Temon pun datang dari satu panggung ke panggung musik koplo. Di sana, ia membiarkan tubuhnya bergerak mengikuti tabuhan gendang, dan mengeluarkan rekaman seni yang terpatri dalam otot-ototnya.
Apalagi Temon memiliki prinsip dalam bergaya dan berjoget. Ia menyebutnya sebagai KIS, alias kreasi, inspirasi/imajinasi, dan seni. Dari ini, penggemar Temon Holic mengembangkan tarian berdasarkan imajinasi masing-masing.
Mereka bebas berkreasi dengan inspirasi yang berasal dari mana saja, mulai dari gerakan tukang pacul hingga tarik layangan. Meski begitu, tetap ada gerakan "wajib".
"Ada beberapa untuk gerakan wajib yang jadi ciri khasnya Temon Holic, contoh kayak tangan mengombak. Itu berpegangan tangan terus diombakkan, kayak bentuk zig-zag itu kalau diperagakan," kata Temon.
Menyikapi keberadaan Temon Holic, peneliti dari Dangdut Studies, Michael HB Raditya menilai Temon menjadi salah satu aktor penting yang membuat pola berekspresi dalam musik dangdut menjadi unik.

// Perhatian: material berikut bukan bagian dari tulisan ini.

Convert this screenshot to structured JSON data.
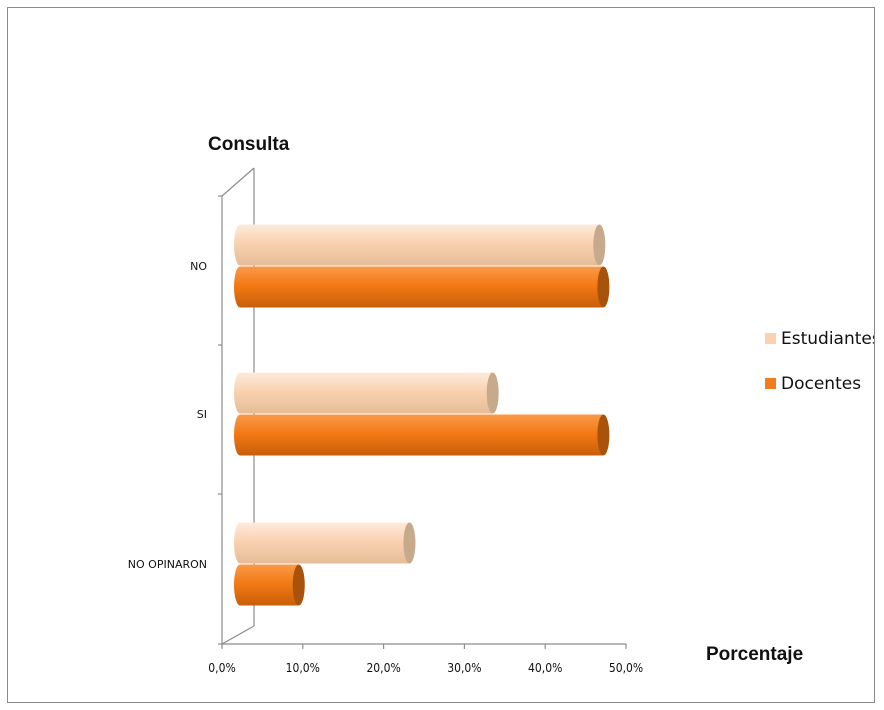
{
  "chart_data": {
    "type": "bar",
    "orientation": "horizontal",
    "categories": [
      "NO",
      "SI",
      "NO OPINARON"
    ],
    "series": [
      {
        "name": "Estudiantes",
        "values": [
          46.7,
          33.5,
          23.2
        ],
        "color": "#FAD2B0"
      },
      {
        "name": "Docentes",
        "values": [
          47.2,
          47.2,
          9.5
        ],
        "color": "#F07D1E"
      }
    ],
    "xlim": [
      0,
      50
    ],
    "x_ticks": [
      "0,0%",
      "10,0%",
      "20,0%",
      "30,0%",
      "40,0%",
      "50,0%"
    ],
    "xlabel": "Porcentaje",
    "ylabel": "Consulta",
    "legend": "right",
    "grid": false
  }
}
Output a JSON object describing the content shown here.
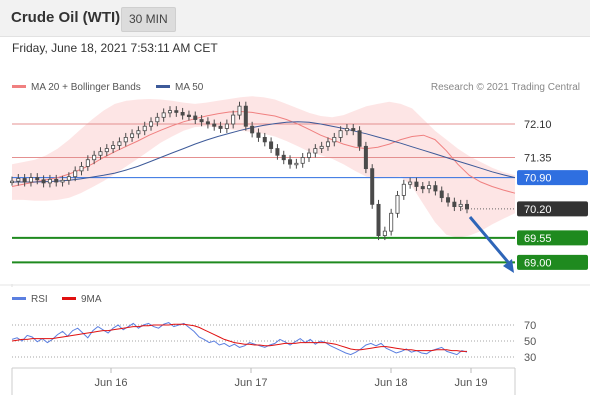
{
  "header": {
    "instrument": "Crude Oil (WTI)",
    "timeframe": "30 MIN",
    "datetime": "Friday, June 18, 2021 7:53:11 AM CET"
  },
  "colors": {
    "ma20_bollinger": "#f08080",
    "bollinger_fill": "#fde0e0",
    "ma50": "#3d5a99",
    "price": "#4a4a4a",
    "resistance": "#e49090",
    "pivot": "#2f6fe0",
    "support": "#1f8a1f",
    "current": "#333333",
    "rsi": "#5b7fe0",
    "rsi_ma": "#e01010",
    "arrow": "#2e65b8"
  },
  "chart_data": [
    {
      "type": "line",
      "subtype": "candlestick",
      "source": "Research © 2021 Trading Central",
      "legend": [
        {
          "name": "MA 20 + Bollinger Bands",
          "color": "#f08080"
        },
        {
          "name": "MA 50",
          "color": "#3d5a99"
        }
      ],
      "x_ticks": [
        "Jun 16",
        "Jun 17",
        "Jun 18",
        "Jun 19"
      ],
      "ylim": [
        68.65,
        72.75
      ],
      "levels": [
        {
          "label": "72.10",
          "value": 72.1,
          "kind": "resistance"
        },
        {
          "label": "71.35",
          "value": 71.35,
          "kind": "resistance"
        },
        {
          "label": "70.90",
          "value": 70.9,
          "kind": "pivot"
        },
        {
          "label": "70.20",
          "value": 70.2,
          "kind": "current"
        },
        {
          "label": "69.55",
          "value": 69.55,
          "kind": "support"
        },
        {
          "label": "69.00",
          "value": 69.0,
          "kind": "support"
        }
      ],
      "price": [
        70.82,
        70.88,
        70.8,
        70.9,
        70.85,
        70.78,
        70.86,
        70.8,
        70.84,
        70.92,
        71.05,
        71.15,
        71.3,
        71.4,
        71.48,
        71.55,
        71.62,
        71.7,
        71.8,
        71.88,
        71.95,
        72.05,
        72.15,
        72.25,
        72.35,
        72.4,
        72.36,
        72.3,
        72.28,
        72.2,
        72.15,
        72.1,
        72.05,
        72.0,
        72.1,
        72.3,
        72.5,
        72.05,
        71.9,
        71.8,
        71.7,
        71.55,
        71.4,
        71.3,
        71.2,
        71.22,
        71.35,
        71.45,
        71.55,
        71.6,
        71.7,
        71.8,
        71.95,
        72.0,
        71.95,
        71.6,
        71.1,
        70.3,
        69.6,
        69.7,
        70.1,
        70.5,
        70.75,
        70.8,
        70.7,
        70.65,
        70.72,
        70.6,
        70.45,
        70.35,
        70.25,
        70.3,
        70.2
      ],
      "ma50": [
        70.8,
        70.8,
        70.8,
        70.81,
        70.82,
        70.84,
        70.87,
        70.91,
        70.95,
        71.0,
        71.07,
        71.15,
        71.25,
        71.35,
        71.45,
        71.55,
        71.65,
        71.74,
        71.82,
        71.89,
        71.96,
        72.02,
        72.07,
        72.11,
        72.14,
        72.15,
        72.14,
        72.1,
        72.05,
        72.0,
        71.94,
        71.88,
        71.81,
        71.74,
        71.67,
        71.59,
        71.51,
        71.43,
        71.35,
        71.27,
        71.19,
        71.11,
        71.03,
        70.96,
        70.9
      ],
      "ma20": [
        70.7,
        70.75,
        70.8,
        70.85,
        70.9,
        70.98,
        71.08,
        71.2,
        71.35,
        71.48,
        71.6,
        71.72,
        71.85,
        71.96,
        72.06,
        72.15,
        72.22,
        72.28,
        72.33,
        72.37,
        72.38,
        72.36,
        72.32,
        72.28,
        72.2,
        72.1,
        71.98,
        71.85,
        71.75,
        71.65,
        71.58,
        71.55,
        71.58,
        71.65,
        71.75,
        71.82,
        71.85,
        71.75,
        71.5,
        71.2,
        70.95,
        70.8,
        70.7,
        70.62,
        70.55
      ],
      "bb_upper": [
        71.2,
        71.25,
        71.3,
        71.4,
        71.55,
        71.75,
        71.98,
        72.2,
        72.4,
        72.55,
        72.62,
        72.65,
        72.66,
        72.65,
        72.62,
        72.58,
        72.55,
        72.58,
        72.62,
        72.66,
        72.7,
        72.72,
        72.7,
        72.65,
        72.55,
        72.45,
        72.35,
        72.28,
        72.25,
        72.3,
        72.4,
        72.5,
        72.55,
        72.6,
        72.55,
        72.45,
        72.2,
        71.95,
        71.75,
        71.55,
        71.38,
        71.25,
        71.12,
        71.02,
        70.95
      ],
      "bb_lower": [
        70.4,
        70.4,
        70.38,
        70.38,
        70.4,
        70.45,
        70.55,
        70.68,
        70.82,
        70.98,
        71.15,
        71.32,
        71.5,
        71.68,
        71.82,
        71.95,
        72.03,
        72.05,
        72.02,
        71.98,
        71.95,
        71.92,
        71.88,
        71.82,
        71.72,
        71.6,
        71.48,
        71.4,
        71.32,
        71.2,
        71.05,
        70.92,
        70.88,
        70.9,
        70.92,
        70.7,
        70.3,
        69.9,
        69.62,
        69.55,
        69.6,
        69.7,
        69.85,
        69.98,
        70.1
      ]
    },
    {
      "type": "line",
      "legend": [
        {
          "name": "RSI",
          "color": "#5b7fe0"
        },
        {
          "name": "9MA",
          "color": "#e01010"
        }
      ],
      "y_ticks": [
        "70",
        "50",
        "30"
      ],
      "ylim": [
        20,
        85
      ],
      "rsi": [
        52,
        54,
        50,
        57,
        55,
        49,
        53,
        48,
        52,
        58,
        62,
        56,
        63,
        66,
        60,
        54,
        63,
        68,
        64,
        60,
        66,
        70,
        64,
        68,
        72,
        66,
        70,
        72,
        68,
        66,
        71,
        73,
        68,
        70,
        72,
        67,
        62,
        55,
        52,
        48,
        50,
        45,
        47,
        43,
        46,
        42,
        44,
        48,
        46,
        44,
        42,
        45,
        47,
        52,
        49,
        45,
        49,
        53,
        48,
        52,
        46,
        50,
        48,
        44,
        41,
        38,
        35,
        33,
        36,
        40,
        45,
        47,
        44,
        47,
        41,
        38,
        35,
        37,
        40,
        36,
        38,
        35,
        34,
        38,
        40,
        42,
        37,
        35,
        33,
        38,
        36
      ],
      "ma9": [
        50,
        51,
        52,
        52,
        53,
        53,
        53,
        53,
        53,
        54,
        55,
        56,
        57,
        58,
        59,
        60,
        61,
        62,
        63,
        63,
        64,
        65,
        66,
        67,
        68,
        68,
        69,
        69,
        70,
        70,
        70,
        70,
        71,
        71,
        71,
        70,
        69,
        67,
        64,
        61,
        58,
        55,
        52,
        50,
        48,
        47,
        46,
        46,
        45,
        45,
        44,
        44,
        45,
        46,
        47,
        47,
        47,
        48,
        48,
        48,
        48,
        48,
        48,
        47,
        46,
        44,
        42,
        40,
        39,
        39,
        40,
        41,
        42,
        43,
        43,
        42,
        41,
        40,
        39,
        39,
        38,
        38,
        38,
        38,
        39,
        39,
        39,
        38,
        38,
        37,
        37
      ]
    }
  ]
}
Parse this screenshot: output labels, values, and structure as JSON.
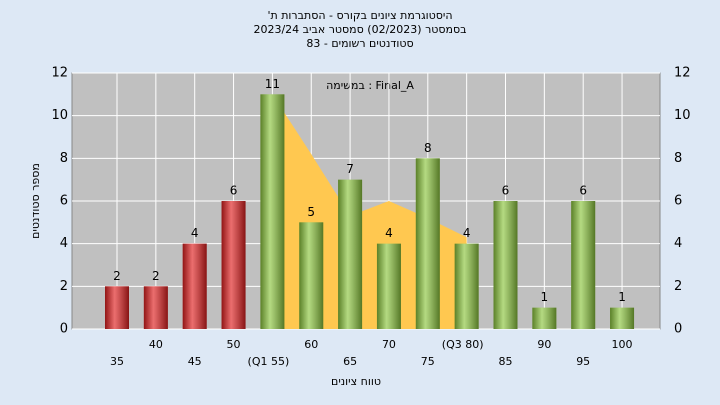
{
  "chart_data": {
    "type": "bar",
    "title": [
      "היסטוגרמת ציונים בקורס - הסתברות ת'",
      "בסמסטר  (02/2023)  סמסטר אביב 2023/24",
      "סטודנטים רשומים - 83"
    ],
    "annotation": "במשימה : Final_A",
    "x_label": "טווח ציונים",
    "y_label": "מספר סטודנטים",
    "categories": [
      "35",
      "40",
      "45",
      "50",
      "(Q1 55)",
      "60",
      "65",
      "70",
      "75",
      "(Q3 80)",
      "85",
      "90",
      "95",
      "100"
    ],
    "values": [
      2,
      2,
      4,
      6,
      11,
      5,
      7,
      4,
      8,
      4,
      6,
      1,
      6,
      1
    ],
    "colors": [
      "#e02020",
      "#e02020",
      "#e02020",
      "#e02020",
      "#8cc63e",
      "#8cc63e",
      "#8cc63e",
      "#8cc63e",
      "#8cc63e",
      "#8cc63e",
      "#8cc63e",
      "#8cc63e",
      "#8cc63e",
      "#8cc63e"
    ],
    "area": {
      "color": "#ffc850",
      "values": [
        null,
        null,
        null,
        null,
        11,
        8.2,
        5.3,
        6,
        5.2,
        4.3,
        null,
        null,
        null,
        null
      ]
    },
    "ylim": [
      0,
      12
    ],
    "yticks": [
      0,
      2,
      4,
      6,
      8,
      10,
      12
    ],
    "grid": true
  }
}
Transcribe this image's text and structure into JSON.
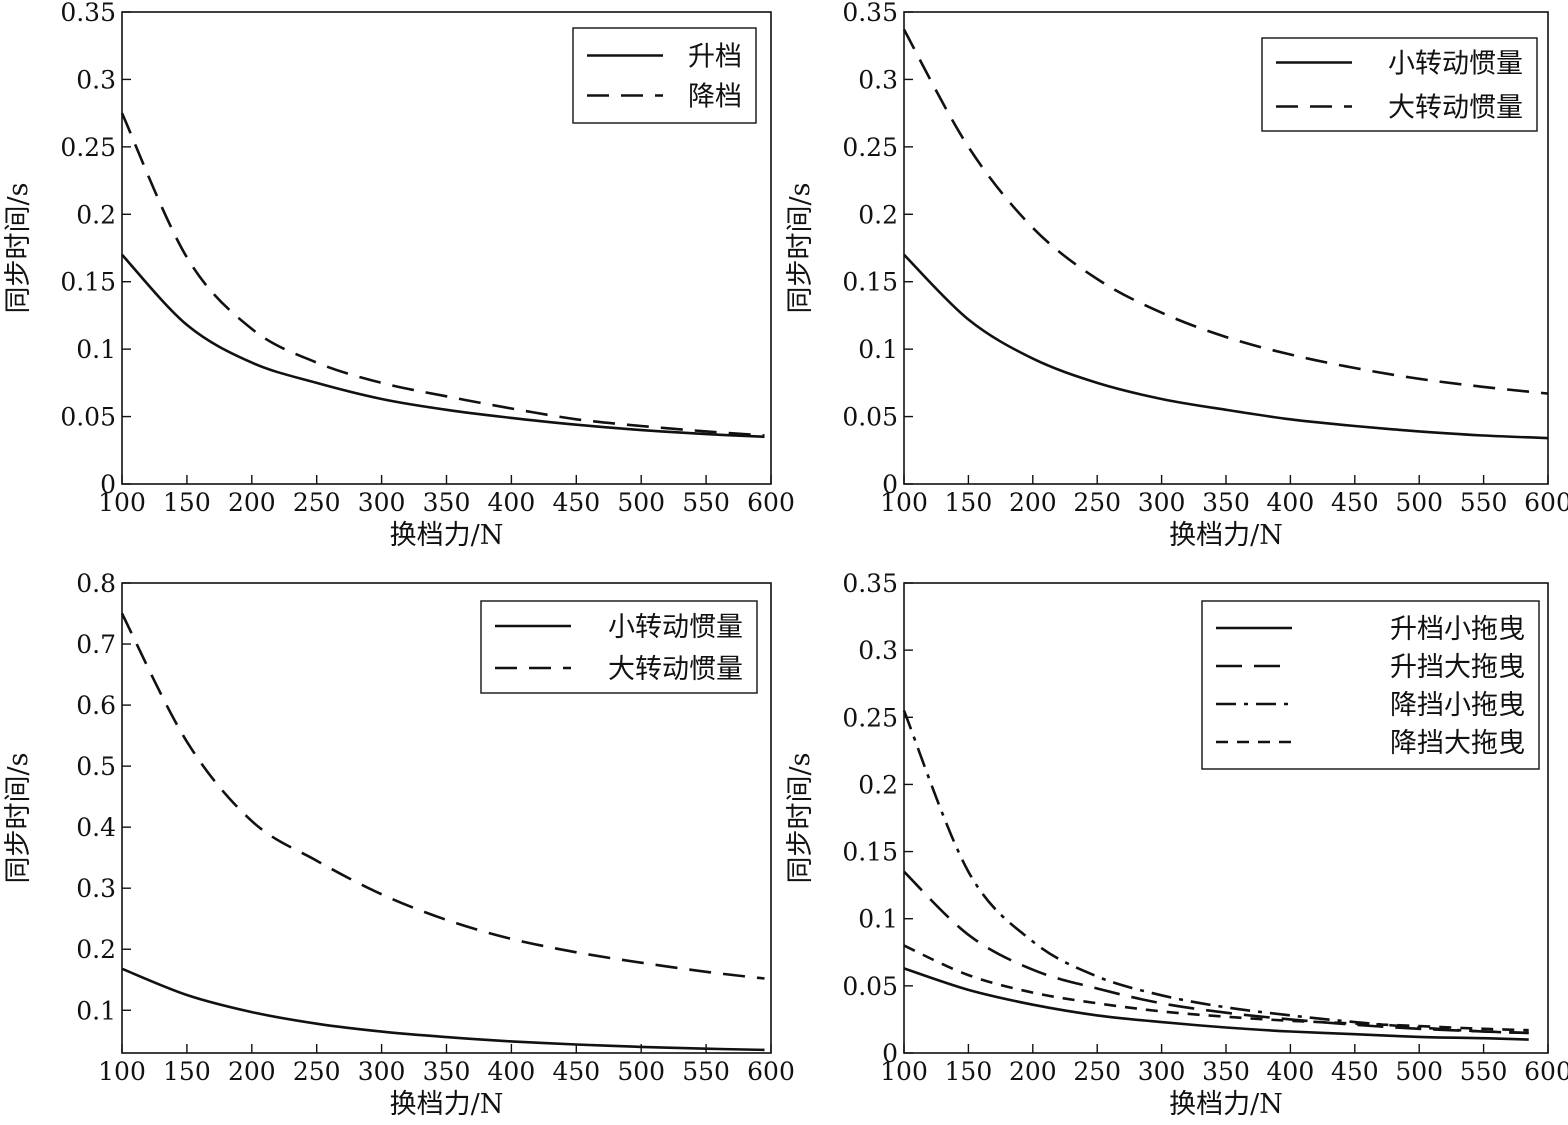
{
  "chart_data": [
    {
      "type": "line",
      "title": "",
      "xlabel": "换档力/N",
      "ylabel": "同步时间/s",
      "xlim": [
        100,
        600
      ],
      "ylim": [
        0,
        0.35
      ],
      "xticks": [
        "100",
        "150",
        "200",
        "250",
        "300",
        "350",
        "400",
        "450",
        "500",
        "550",
        "600"
      ],
      "yticks": [
        "0",
        "0.05",
        "0.1",
        "0.15",
        "0.2",
        "0.25",
        "0.3",
        "0.35"
      ],
      "legend_position": "top-right",
      "grid": false,
      "series": [
        {
          "name": "升档",
          "style": "solid",
          "x": [
            100,
            150,
            200,
            250,
            300,
            350,
            400,
            450,
            500,
            550,
            595
          ],
          "y": [
            0.17,
            0.118,
            0.09,
            0.075,
            0.063,
            0.055,
            0.049,
            0.044,
            0.04,
            0.037,
            0.035
          ]
        },
        {
          "name": "降档",
          "style": "dashed",
          "x": [
            100,
            150,
            200,
            250,
            300,
            350,
            400,
            450,
            500,
            550,
            595
          ],
          "y": [
            0.275,
            0.168,
            0.115,
            0.09,
            0.075,
            0.065,
            0.056,
            0.048,
            0.043,
            0.039,
            0.036
          ]
        }
      ]
    },
    {
      "type": "line",
      "title": "",
      "xlabel": "换档力/N",
      "ylabel": "同步时间/s",
      "xlim": [
        100,
        600
      ],
      "ylim": [
        0,
        0.35
      ],
      "xticks": [
        "100",
        "150",
        "200",
        "250",
        "300",
        "350",
        "400",
        "450",
        "500",
        "550",
        "600"
      ],
      "yticks": [
        "0",
        "0.05",
        "0.1",
        "0.15",
        "0.2",
        "0.25",
        "0.3",
        "0.35"
      ],
      "legend_position": "top-right",
      "grid": false,
      "series": [
        {
          "name": "小转动惯量",
          "style": "solid",
          "x": [
            100,
            150,
            200,
            250,
            300,
            350,
            400,
            450,
            500,
            550,
            600
          ],
          "y": [
            0.17,
            0.122,
            0.093,
            0.075,
            0.063,
            0.055,
            0.048,
            0.043,
            0.039,
            0.036,
            0.034
          ]
        },
        {
          "name": "大转动惯量",
          "style": "dashed",
          "x": [
            100,
            150,
            200,
            250,
            300,
            350,
            400,
            450,
            500,
            550,
            600
          ],
          "y": [
            0.337,
            0.25,
            0.19,
            0.152,
            0.127,
            0.109,
            0.096,
            0.086,
            0.078,
            0.072,
            0.067
          ]
        }
      ]
    },
    {
      "type": "line",
      "title": "",
      "xlabel": "换档力/N",
      "ylabel": "同步时间/s",
      "xlim": [
        100,
        600
      ],
      "ylim": [
        0.03,
        0.8
      ],
      "xticks": [
        "100",
        "150",
        "200",
        "250",
        "300",
        "350",
        "400",
        "450",
        "500",
        "550",
        "600"
      ],
      "yticks": [
        "0.1",
        "0.2",
        "0.3",
        "0.4",
        "0.5",
        "0.6",
        "0.7",
        "0.8"
      ],
      "legend_position": "top-right",
      "grid": false,
      "series": [
        {
          "name": "小转动惯量",
          "style": "solid",
          "x": [
            100,
            150,
            200,
            250,
            300,
            350,
            400,
            450,
            500,
            550,
            595
          ],
          "y": [
            0.168,
            0.125,
            0.097,
            0.078,
            0.065,
            0.056,
            0.049,
            0.044,
            0.04,
            0.037,
            0.035
          ]
        },
        {
          "name": "大转动惯量",
          "style": "dashed",
          "x": [
            100,
            150,
            200,
            250,
            300,
            350,
            400,
            450,
            500,
            550,
            595
          ],
          "y": [
            0.75,
            0.54,
            0.41,
            0.345,
            0.29,
            0.248,
            0.217,
            0.195,
            0.178,
            0.163,
            0.152
          ]
        }
      ]
    },
    {
      "type": "line",
      "title": "",
      "xlabel": "换档力/N",
      "ylabel": "同步时间/s",
      "xlim": [
        100,
        600
      ],
      "ylim": [
        0,
        0.35
      ],
      "xticks": [
        "100",
        "150",
        "200",
        "250",
        "300",
        "350",
        "400",
        "450",
        "500",
        "550",
        "600"
      ],
      "yticks": [
        "0",
        "0.05",
        "0.1",
        "0.15",
        "0.2",
        "0.25",
        "0.3",
        "0.35"
      ],
      "legend_position": "top-right",
      "grid": false,
      "series": [
        {
          "name": "升档小拖曳",
          "style": "solid",
          "x": [
            100,
            150,
            200,
            250,
            300,
            350,
            400,
            450,
            500,
            550,
            585
          ],
          "y": [
            0.063,
            0.047,
            0.036,
            0.028,
            0.023,
            0.019,
            0.016,
            0.014,
            0.012,
            0.011,
            0.01
          ]
        },
        {
          "name": "升挡大拖曳",
          "style": "longdash",
          "x": [
            100,
            150,
            200,
            250,
            300,
            350,
            400,
            450,
            500,
            550,
            585
          ],
          "y": [
            0.135,
            0.088,
            0.062,
            0.048,
            0.037,
            0.03,
            0.025,
            0.021,
            0.018,
            0.016,
            0.015
          ]
        },
        {
          "name": "降挡小拖曳",
          "style": "dashdot",
          "x": [
            100,
            150,
            200,
            250,
            300,
            350,
            400,
            450,
            500,
            550,
            585
          ],
          "y": [
            0.255,
            0.135,
            0.083,
            0.057,
            0.043,
            0.034,
            0.028,
            0.023,
            0.019,
            0.016,
            0.015
          ]
        },
        {
          "name": "降挡大拖曳",
          "style": "shortdash",
          "x": [
            100,
            150,
            200,
            250,
            300,
            350,
            400,
            450,
            500,
            550,
            585
          ],
          "y": [
            0.08,
            0.058,
            0.045,
            0.037,
            0.031,
            0.027,
            0.024,
            0.022,
            0.02,
            0.018,
            0.017
          ]
        }
      ]
    }
  ]
}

"Temon Holic memang bukan yang pertama untuk merespons penampil. Tapi yang menarik dilihat dari Temon Holic adalah bagaimana ia membuat panggung dalam panggung," papar Michael.
Menurut Michael, makna "panggung dalam panggung" yang ia maksud dipengaruhi prinsip KIS yang dianut oleh Temon Holic. Prinsip itu menggerakkan tarian yang semula hanya berupa ekspresi individu menjadi sebuah 'pertunjukan' tersendiri.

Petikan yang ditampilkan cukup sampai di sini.